Technical peculiarities betray peculiarities of meaning. In CALIGARI methods begin to assert themselves which belong among the special properties of German film technique. CALIGARI initiates a long procession of 100 per cent studio-made films. Whereas, for instance, the Swedes at that time went to great pains to capture the actual appearance of a snowstorm or a wood, the German directors, at least until 1924, were so infatuated with indoor effects that they built up whole landscapes within the studio walls. They preferred the command of an artificial universe to dependence upon a haphazard outer world.

Their withdrawal into the studio was part of [76] the general retreat into a shell.
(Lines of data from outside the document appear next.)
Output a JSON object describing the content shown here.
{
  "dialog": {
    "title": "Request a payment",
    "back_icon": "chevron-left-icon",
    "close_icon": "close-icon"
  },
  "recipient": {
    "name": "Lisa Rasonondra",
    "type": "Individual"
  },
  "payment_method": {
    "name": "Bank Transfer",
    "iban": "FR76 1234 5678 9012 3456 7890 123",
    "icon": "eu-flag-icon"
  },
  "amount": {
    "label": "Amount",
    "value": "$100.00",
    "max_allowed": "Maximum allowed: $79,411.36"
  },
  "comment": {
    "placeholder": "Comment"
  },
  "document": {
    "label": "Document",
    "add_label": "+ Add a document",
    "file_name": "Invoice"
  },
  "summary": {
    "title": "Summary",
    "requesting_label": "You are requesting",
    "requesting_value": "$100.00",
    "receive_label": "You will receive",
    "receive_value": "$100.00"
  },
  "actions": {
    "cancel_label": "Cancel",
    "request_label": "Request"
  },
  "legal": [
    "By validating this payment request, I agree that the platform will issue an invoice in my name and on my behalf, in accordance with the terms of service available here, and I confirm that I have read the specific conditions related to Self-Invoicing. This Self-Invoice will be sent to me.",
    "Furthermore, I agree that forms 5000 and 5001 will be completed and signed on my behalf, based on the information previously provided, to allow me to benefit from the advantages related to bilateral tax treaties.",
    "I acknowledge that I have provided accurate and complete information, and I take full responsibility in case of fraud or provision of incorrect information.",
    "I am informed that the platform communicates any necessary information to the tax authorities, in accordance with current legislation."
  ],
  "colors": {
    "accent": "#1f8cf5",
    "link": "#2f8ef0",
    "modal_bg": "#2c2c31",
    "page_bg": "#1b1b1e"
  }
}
Once the Germans had determined to seek shelter within the soul, they could not well allow the screen to explore that very reality which they abandoned. This explains the conspicuous role of architecture after CALIGARI — a role that has struck many an observer. “It is of the utmost importance,” Paul Rotha remarks in a survey of the postwar period, “to grasp the significant part played by the architect in the development of the German cinema.” How could it be otherwise? The architect’s facades and rooms were not merely backgrounds, but hieroglyphs. They expressed the structure of the soul in terms of space.

CALIGARl also mobilizes light. It is a lighting device which enables the spectators to watch the murder of Alan without seeing it; what they see, on the wall of the student’s attic, is the shadow of Cesare stabbing that of Alan. Such devices developed into a specialty of the German studios. Jean Cassou credits the Germans with having invented a “laboratory-made fairy illumination,” and Harry Alan Potamkin considers the handling of the light in the German film its “major contribution to the cinema.”